Namibia fuel trends and forecast | Infrastructure news

In May 2013, the Namibian Government announced that oil had been discovered in the Walvis Bay Basin. Although millions of dollars have been spent in exploration drilling, there is no oil production to date.

Although this marks the beginning of the Namibian Oil industry, the country does not officially have any petrol reserves on its soil and has to import all petroleum demand in refined form from neighbouring South Africa.

Due to the fact that the Country does not have connections to regional petroleum pipes, it also has to depend entirely on South Arica regarding its route and supply source perspective. This has created a challenge to secure a more cost-effective alternative fuel supply.

Pricing of Petroleum Products
The Ministry of Mines and Energy coordinates the operation of the oil industry. It regulates fuel price stability through monitoring and monthly setting of petroleum prices while at the same time ensuring that the oil industry remains profitable and sustainable. A price build up is based on assumed landed cost. Landed cost refers to the total cost of the shipped product, which includes the purchase price, freight, insurance and any other costs up to the port destination.

International oil price changes have a direct impact on Namibian imported fuel products. The current fall in the international oil price has resulted in the Ministry of Mines and Energy’s decision to reduce the pump fuel price by N$1.00 /l retail for 95 octane unleaded petrol and by N$1.20 /l wholesale for diesel. The current petrol price is N$ 9.59 and the current diesel price is N$ 9.82.

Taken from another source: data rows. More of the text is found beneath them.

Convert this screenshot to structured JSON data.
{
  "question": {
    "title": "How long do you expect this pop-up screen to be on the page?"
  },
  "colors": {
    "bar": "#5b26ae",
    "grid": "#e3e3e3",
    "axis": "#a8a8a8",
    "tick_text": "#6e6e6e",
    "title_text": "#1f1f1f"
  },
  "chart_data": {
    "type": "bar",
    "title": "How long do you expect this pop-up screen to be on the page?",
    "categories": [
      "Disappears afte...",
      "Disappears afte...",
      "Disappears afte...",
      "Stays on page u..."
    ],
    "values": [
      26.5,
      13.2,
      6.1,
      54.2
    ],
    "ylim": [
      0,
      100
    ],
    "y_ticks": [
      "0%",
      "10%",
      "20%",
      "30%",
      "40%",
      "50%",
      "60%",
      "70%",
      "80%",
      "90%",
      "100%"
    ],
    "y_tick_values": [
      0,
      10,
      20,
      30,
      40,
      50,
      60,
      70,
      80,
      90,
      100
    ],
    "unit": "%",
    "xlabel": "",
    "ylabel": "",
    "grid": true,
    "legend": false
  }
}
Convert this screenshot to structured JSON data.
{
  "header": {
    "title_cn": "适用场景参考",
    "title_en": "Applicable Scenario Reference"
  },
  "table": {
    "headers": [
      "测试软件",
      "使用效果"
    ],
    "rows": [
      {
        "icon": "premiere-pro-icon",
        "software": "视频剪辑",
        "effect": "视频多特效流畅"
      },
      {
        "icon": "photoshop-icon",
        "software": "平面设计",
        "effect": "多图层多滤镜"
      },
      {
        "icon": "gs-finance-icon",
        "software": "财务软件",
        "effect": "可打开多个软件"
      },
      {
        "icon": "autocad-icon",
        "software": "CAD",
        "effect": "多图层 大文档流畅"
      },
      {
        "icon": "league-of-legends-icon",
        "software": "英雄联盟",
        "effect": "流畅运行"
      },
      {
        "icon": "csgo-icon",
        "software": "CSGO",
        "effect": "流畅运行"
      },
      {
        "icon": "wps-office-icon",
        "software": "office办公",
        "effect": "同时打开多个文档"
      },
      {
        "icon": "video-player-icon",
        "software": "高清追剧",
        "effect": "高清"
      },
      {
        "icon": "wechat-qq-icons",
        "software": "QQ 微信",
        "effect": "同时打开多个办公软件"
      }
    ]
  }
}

According to the Ministry of Mines and Energy, the reasons for this price reduction include:

a) International crude oil prices and the exchange rate have a direct impact on the price of fuel. At the same time, demand has remained static due to a depressed economy and increased efficiency in vehicle usage.

b) OPEC oil producers have maintained production levels to reduce the international selling price and control competitors such as Russia and Venezuela.

According to The Ministry of Mines and Energy, the retail price of all petrol grades are gazetted at each price adjustment but diesel prices are controlled only at the wholesale level. The government plays no active part in the supply and distribution of petroleum products other than to control prices to ensure an optimum operating level for its commercial and private sectors.

Imports are monitored by the Ministry of Mines and Energy while the Ministry of Trade and Industry issues the necessary import permits. A process towards de-regulation of the downstream petroleum sector has already started with the abolishment of the RATPLAN, the amendment of the Petroleum Products and Energy Act, the drafting of the downstream petroleum regulations and so on.

Pricing Adjustment Mechanism
A quarterly price adjustment was introduced on 1 January 1997 to allow for a more accurate and efficient response to market pricing changes and to eliminate subsidies paid out to the NEF (National Energy Fund). The quarterly price adjustment is built-up using the spot price and the in-bond landed cost (IBLC).

The four main fuel suppliers in Namibia are:

• Shell Namibia Limited
• Engen Namibia (Pty)Ltd
• Puma Energy Namibia
• Total Namibia (Pty)Ltd

Diesel is clearly subsidised by the Namibian Government although Namibia imports all its refined diesel it is still cheaper than South African diesel which supplies the fuel.

Similarly, it is apparent that petrol is also subsidised by the Government. The significant drop in the fuel price is largely due to:

  • The focus by OPEC producing countries on increasing their market share
  • Slow and deteriorating EU economies and the slowing of Asian economies, leading to a significant reduction in demand levels
  • Significant growth in the U.S. domestic crude oil production
As a result, there is an oversupply of brent crude oil in the market, and prices have dropped accordingly. There is uncertainty on how long this situation will continue and oil prices have once again increased to $61 per barrel.

Namibia Currency
The Namibian Dollar is on a par with the South African Rand currency – 1US$/11.6429 NAD and 1 US$= 11.6429 ZAR

The Namibian dollar has depreciated significantly against the US dollar in recent months. There has been a percentage change of 10% since May 2013 which is equivalent to 0.5 NAD for 1 US$.

The Future
Given the current situation, and taking into account the Brent Crude Oil predictions and currency exchange factors, Eqstra anticipates that the Namibian fuel price will increase between 6 – 7% until December 2015. The company recommends that an annual inflation of at least 7% is budgeted for fuel in 2015.

Eqstra also recommends that you review your fleet mix and operational costs at least every two years to ensure you optimise cost and efficiency within your fleet.